International Journal of Computer Applications |
Foundation of Computer Science (FCS), NY, USA |
Volume 81 - Number 15 |
Year of Publication: 2013 |
Authors: Jaytrilok Choudhary, Devshri Roy |
10.5120/14197-2372 |
Jaytrilok Choudhary, Devshri Roy . Priority based Semantic Web Crawler. International Journal of Computer Applications. 81, 15 ( November 2013), 10-13. DOI=10.5120/14197-2372
The Internet has billions of web pages and these web pages are attached to each other using URL(Uniform Resource Allocation). Web crawler is a main module of Search engine that gathers these documents from WWW. Most of the web pages present on Internet are active and changes periodically.
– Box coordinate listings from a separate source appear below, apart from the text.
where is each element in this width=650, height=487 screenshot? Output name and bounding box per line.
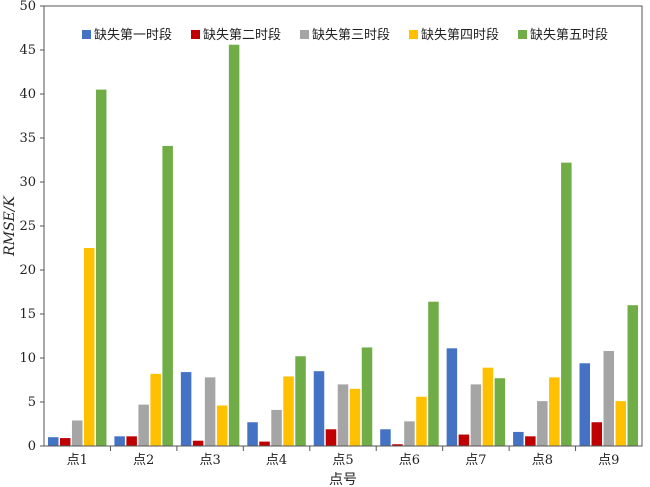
legend-label: 缺失第四时段 [421,28,499,43]
y-tick-label: 30 [19,175,36,190]
bar [361,347,373,446]
bar [259,441,270,446]
bar [428,301,439,446]
bar [458,434,470,446]
y-tick-label: 50 [19,0,36,14]
ticks-layer: 0 5 10 15 20 25 30 35 40 45 50 点1 点2 点3 点4 点5 点6 点7 点8 点9 [19,0,619,468]
bar [313,371,325,446]
x-tick-label: 点8 [532,453,553,468]
x-tick-label: 点5 [332,453,353,468]
bar [579,363,591,446]
legend-swatch [82,30,91,39]
bar [325,429,337,446]
bar [95,89,107,446]
y-tick-label: 5 [28,395,36,410]
bar [59,438,71,446]
legend-swatch [300,30,309,39]
y-tick-label: 10 [19,351,36,366]
bar [283,376,294,446]
bar [404,421,415,446]
y-tick-label: 40 [19,87,36,102]
bar [537,401,548,446]
bar [114,436,125,446]
bar [180,372,192,446]
bar [416,396,427,446]
y-tick-label: 45 [19,43,36,58]
bar [295,356,306,446]
x-tick-label: 点4 [266,453,287,468]
bar [47,437,59,446]
y-tick-label: 35 [19,131,36,146]
x-tick-label: 点1 [67,453,88,468]
bar [138,404,149,446]
bar [494,378,506,446]
bar [470,384,482,446]
legend-label: 缺失第三时段 [312,28,390,43]
bar [591,422,603,446]
bar [549,377,560,446]
legend-label: 缺失第二时段 [203,28,281,43]
bar [446,348,458,446]
y-tick-label: 20 [19,263,36,278]
bar [216,405,228,446]
bars-layer [47,44,639,447]
bar [162,145,173,447]
legend-swatch [409,30,418,39]
bar [525,436,536,446]
legend-label: 缺失第五时段 [530,28,608,43]
bar [392,444,403,446]
y-tick-label: 15 [19,307,36,322]
bar [71,420,83,446]
bar [349,388,361,446]
x-tick-label: 点3 [199,453,220,468]
bar [126,436,137,446]
x-tick-label: 点9 [598,453,619,468]
bar [380,429,391,446]
bar [561,162,572,446]
bar [482,367,494,446]
y-tick-label: 25 [19,219,36,234]
bar [228,44,240,446]
bar [150,373,161,446]
legend-swatch [518,30,527,39]
y-axis-title: RMSE/K [2,195,18,257]
legend: 缺失第一时段 缺失第二时段 缺失第三时段 缺失第四时段 缺失第五时段 [82,28,608,43]
bar [271,409,282,446]
x-tick-label: 点7 [465,453,486,468]
y-tick-label: 0 [28,439,36,454]
bar [204,377,216,446]
bar [513,431,524,446]
bar [337,384,349,446]
bar [247,422,258,446]
bar [627,305,639,446]
x-tick-label: 点6 [399,453,420,468]
legend-swatch [191,30,200,39]
x-tick-label: 点2 [133,453,154,468]
bar [603,350,615,446]
legend-label: 缺失第一时段 [94,28,172,43]
bar [192,440,204,446]
bar [83,248,95,446]
bar [615,401,627,446]
x-axis-title: 点号 [329,472,357,487]
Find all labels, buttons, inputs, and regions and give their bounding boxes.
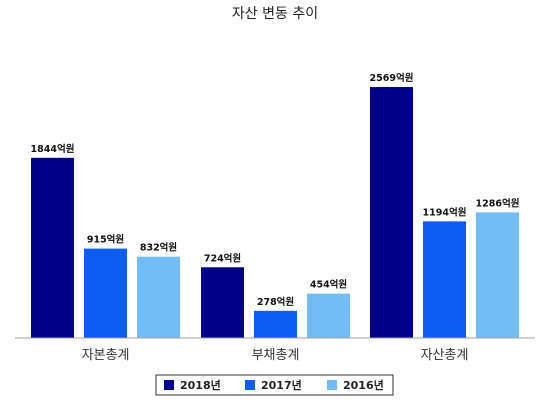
legend-swatch (327, 380, 337, 390)
category-label: 부채총계 (252, 348, 300, 363)
bar-자산총계-2016년 (476, 212, 519, 338)
bar-자산총계-2017년 (423, 221, 466, 338)
legend-label: 2016년 (343, 378, 384, 392)
legend: 2018년 2017년 2016년 (155, 374, 394, 396)
bar-자산총계-2018년 (370, 87, 413, 338)
data-label: 915억원 (87, 234, 124, 246)
legend-items: 2018년 2017년 2016년 (164, 378, 384, 392)
legend-label: 2018년 (180, 378, 221, 392)
category-label: 자산총계 (421, 348, 469, 363)
bars-layer (31, 87, 519, 338)
data-label: 454억원 (310, 279, 347, 291)
bar-자본총계-2016년 (137, 256, 180, 338)
bar-자본총계-2018년 (31, 157, 74, 338)
data-label: 2569억원 (370, 72, 414, 84)
bar-부채총계-2018년 (201, 267, 244, 338)
bar-자본총계-2017년 (84, 248, 127, 338)
legend-swatch (164, 380, 174, 390)
legend-swatch (245, 380, 255, 390)
category-label: 자본총계 (82, 348, 130, 363)
data-label: 832억원 (140, 242, 177, 254)
bar-부채총계-2016년 (307, 293, 350, 338)
data-label: 278억원 (257, 296, 294, 308)
data-label: 1286억원 (476, 197, 520, 209)
bar-부채총계-2017년 (254, 310, 297, 338)
data-label: 724억원 (204, 252, 241, 264)
data-label: 1194억원 (423, 206, 467, 218)
chart-title: 자산 변동 추이 (232, 6, 318, 22)
data-label: 1844억원 (31, 143, 75, 155)
legend-label: 2017년 (261, 378, 302, 392)
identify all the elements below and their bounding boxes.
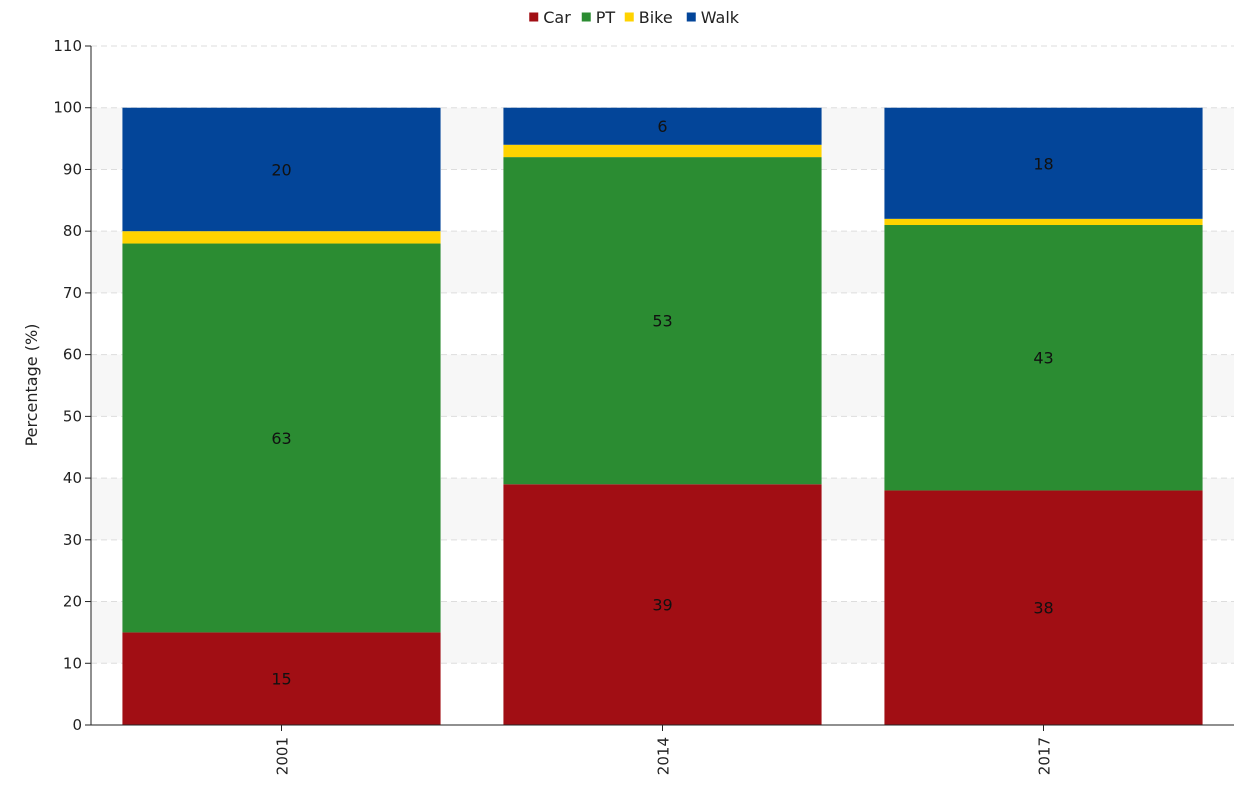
bar-segment <box>884 107 1203 219</box>
y-tick-label: 30 <box>63 531 82 549</box>
data-label: 43 <box>1033 349 1053 368</box>
legend-label: PT <box>596 8 616 27</box>
legend-swatch <box>686 12 696 22</box>
legend: Car PT Bike Walk <box>529 8 740 27</box>
y-tick-label: 10 <box>63 654 82 672</box>
y-axis-title: Percentage (%) <box>22 324 41 447</box>
y-tick-label: 40 <box>63 469 82 487</box>
legend-swatch <box>529 12 539 22</box>
data-label: 18 <box>1033 154 1053 173</box>
data-label: 39 <box>652 596 672 615</box>
bar-segment <box>503 107 822 145</box>
y-tick-label: 50 <box>63 407 82 425</box>
bar-segment <box>884 218 1203 226</box>
legend-swatch <box>624 12 634 22</box>
legend-label: Bike <box>639 8 673 27</box>
legend-label: Car <box>543 8 571 27</box>
y-axis-ticks: 0 10 20 30 40 50 60 70 80 90 100 110 <box>53 37 91 734</box>
bar-segment <box>884 490 1203 725</box>
y-tick-label: 80 <box>63 222 82 240</box>
data-label: 53 <box>652 312 672 331</box>
data-label: 38 <box>1033 599 1053 618</box>
x-tick-label: 2014 <box>655 737 673 775</box>
bar-segment <box>122 243 441 633</box>
bar-segment <box>503 144 822 158</box>
y-tick-label: 90 <box>63 160 82 178</box>
legend-label: Walk <box>701 8 740 27</box>
bar-segment <box>503 157 822 485</box>
y-tick-label: 20 <box>63 593 82 611</box>
bar-segment <box>122 107 441 232</box>
y-tick-label: 70 <box>63 284 82 302</box>
y-tick-label: 110 <box>53 37 82 55</box>
bars <box>122 107 1203 725</box>
x-tick-label: 2017 <box>1036 737 1054 775</box>
y-tick-label: 100 <box>53 99 82 117</box>
bar-segment <box>122 231 441 244</box>
data-label: 15 <box>271 670 291 689</box>
y-tick-label: 60 <box>63 346 82 364</box>
data-label: 20 <box>271 160 291 179</box>
data-label: 6 <box>657 117 667 136</box>
bar-segment <box>503 484 822 725</box>
data-label: 63 <box>271 429 291 448</box>
data-labels: 15 63 20 39 53 6 38 43 18 <box>271 117 1053 688</box>
bar-segment <box>884 225 1203 491</box>
legend-swatch <box>581 12 591 22</box>
x-axis-ticks: 2001 2014 2017 <box>274 725 1054 775</box>
x-tick-label: 2001 <box>274 737 292 775</box>
bar-segment <box>122 632 441 725</box>
y-tick-label: 0 <box>72 716 82 734</box>
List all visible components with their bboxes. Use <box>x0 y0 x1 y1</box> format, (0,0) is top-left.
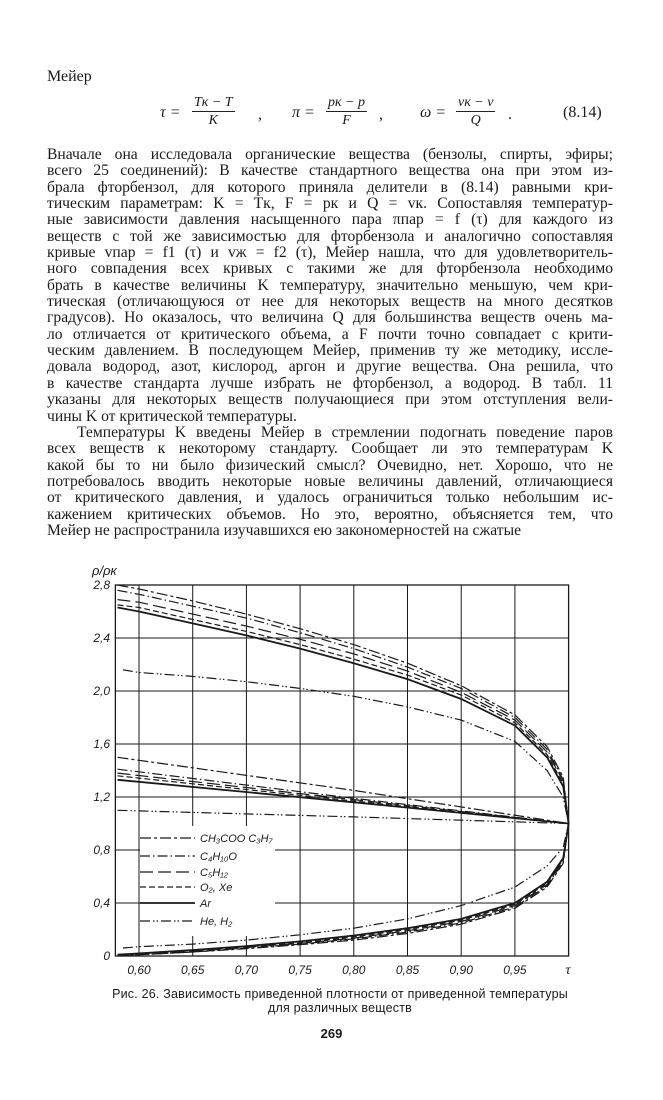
figure-caption: Рис. 26. Зависимость приведенной плотнос… <box>60 987 620 1015</box>
y-tick-label: 0,8 <box>93 843 110 857</box>
text-line: какой бы то ни было физический смысл? Оч… <box>47 456 613 474</box>
tau-numerator: Tк − T <box>192 95 235 112</box>
equation-8-14: τ = Tк − T K , π = pк − p F , ω = vк − v… <box>0 94 663 134</box>
text-line: в качестве стандарта лучше избрать не фт… <box>47 374 613 392</box>
omega-numerator: vк − v <box>456 95 496 112</box>
series-liquid-curve <box>117 589 570 824</box>
text-line: тическим параметрам: K = Tк, F = pк и Q … <box>47 195 613 213</box>
text-line: Вначале она исследовала органические вещ… <box>47 146 613 163</box>
pi-denominator: F <box>342 113 351 128</box>
text-line: ло отличается от критического объема, а … <box>47 325 613 343</box>
omega-denominator: Q <box>470 113 481 128</box>
x-tick-label: 0,90 <box>450 963 474 977</box>
series-liquid-curve <box>117 604 570 824</box>
tau-fraction: Tк − T K <box>192 94 235 129</box>
tau-lhs: τ = <box>160 104 181 121</box>
series-diameter-line <box>117 778 569 825</box>
x-tick-label: 0,95 <box>503 963 527 977</box>
caption-line-2: для различных веществ <box>268 1001 412 1015</box>
x-axis-label: τ <box>565 963 571 978</box>
text-line: ного совпадения всех кривых с такими же … <box>47 260 613 278</box>
paragraph-2: Температуры K введены Мейер в стремлении… <box>47 424 613 540</box>
series-vapor-curve <box>117 823 570 956</box>
text-line: веществ с той же зависимостью для фторбе… <box>47 227 613 245</box>
omega-fraction: vк − v Q <box>456 94 496 129</box>
series-liquid-curve <box>117 599 570 824</box>
legend-label: C₅H₁₂ <box>200 867 229 879</box>
pi-numerator: pк − p <box>326 95 367 112</box>
text-line: тическая (отличающуюся от нее для некото… <box>47 293 613 311</box>
pi-fraction: pк − p F <box>326 94 367 129</box>
text-line: кажением критических объемов. Но это, ве… <box>47 505 613 523</box>
pi-lhs: π = <box>292 104 315 121</box>
x-tick-label: 0,65 <box>181 963 205 977</box>
text-line: довала водород, азот, кислород, аргон и … <box>47 358 613 376</box>
text-line: всех веществ к некоторому стандарту. Соо… <box>47 440 613 458</box>
text-line: всего 25 соединений): В качестве стандар… <box>47 162 613 180</box>
series-liquid-curve <box>117 584 570 824</box>
series-diameter-line <box>117 768 569 825</box>
density-temperature-chart: CH₃COO C₃H₇ C₄H₁₀O C₅H₁₂ O₂, Xe Ar He, H₂ 0,60… <box>91 563 571 978</box>
series-diameter-line <box>117 809 569 825</box>
paragraph-1: Вначале она исследовала органические вещ… <box>47 146 613 425</box>
series-liquid-curve <box>122 669 570 824</box>
y-tick-label: 0,4 <box>93 896 110 910</box>
text-line: указаны для некоторых веществ получающие… <box>47 391 613 409</box>
equation-number: (8.14) <box>563 104 602 121</box>
omega-lhs: ω = <box>420 104 447 121</box>
y-axis-label: ρ/ρк <box>91 563 118 578</box>
tau-denominator: K <box>208 113 218 128</box>
y-tick-label: 0 <box>103 949 110 963</box>
text-line: кривые vпар = f1 (τ) и vж = f2 (τ), Мейе… <box>47 244 613 262</box>
x-tick-label: 0,85 <box>396 963 420 977</box>
text-line: брала фторбензол, для которого приняла д… <box>47 178 613 196</box>
legend-label: O₂, Xe <box>200 882 232 894</box>
y-tick-label: 2,8 <box>92 578 110 592</box>
text-line: ные зависимости давления насыщенного пар… <box>47 211 613 229</box>
y-tick-label: 2,0 <box>92 684 110 698</box>
series-diameter-line <box>117 756 569 825</box>
legend-label: C₄H₁₀O <box>200 851 237 863</box>
text-line: потребовалось вводить некоторые новые ве… <box>47 473 613 491</box>
series-vapor-curve <box>122 823 570 949</box>
text-line: Температуры K введены Мейер в стремлении… <box>77 424 613 441</box>
x-tick-label: 0,60 <box>127 963 151 977</box>
text-line: чины K от критической температуры. <box>47 407 297 425</box>
y-tick-label: 1,6 <box>93 737 110 751</box>
series-liquid-curve <box>117 606 570 824</box>
text-line: брать в качестве величины K температуру,… <box>47 276 613 294</box>
y-tick-label: 2,4 <box>92 631 110 645</box>
text-line: от критического давления, и удалось огра… <box>47 489 613 507</box>
text-line: Мейер не распространила изучавшихся ею з… <box>47 522 521 540</box>
legend-label: He, H₂ <box>200 916 233 928</box>
x-tick-label: 0,80 <box>342 963 366 977</box>
plot-frame <box>114 584 570 957</box>
page-number: 269 <box>320 1026 343 1041</box>
legend-background <box>140 826 275 936</box>
x-tick-label: 0,75 <box>288 963 312 977</box>
running-author: Мейер <box>47 68 92 85</box>
y-tick-label: 1,2 <box>93 790 110 804</box>
caption-line-1: Рис. 26. Зависимость приведенной плотнос… <box>112 987 568 1001</box>
legend-label: Ar <box>199 898 212 910</box>
separator: . <box>508 106 512 123</box>
separator: , <box>379 106 383 123</box>
text-line: градусов). Но оказалось, что величина Q … <box>47 309 613 327</box>
separator: , <box>258 106 262 123</box>
series-vapor-curve <box>117 823 570 956</box>
text-line: ческим давлением. В последующем Мейер, п… <box>47 342 613 360</box>
x-tick-label: 0,70 <box>235 963 259 977</box>
legend-label: CH₃COO C₃H₇ <box>200 833 274 845</box>
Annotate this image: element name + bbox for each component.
Thus, Crawler is required to update these web pages to update database of search engine. In this paper, priority based semantic web crawling algorithm has been proposed. Ontology is used to get semantics of web page during crawling process. Algorithm starts with initial seed URL. The web page at given URL is downloaded from Internet and semantic score is calculated with given topic. The semantic score of unvisited URL is calculated using its Anchor text semantic similarity score, semantic similarity score of web page of unvisited URL with given topic and semantic score of its parent pages. Priority queue is used to store URL and its semantic score instead of simple queue. So, every time priority queue returns higher priority URL to crawl next. The overall performance gain over simple crawler is 88%, over focused crawling is 28% and priority based focused crawler is 6%.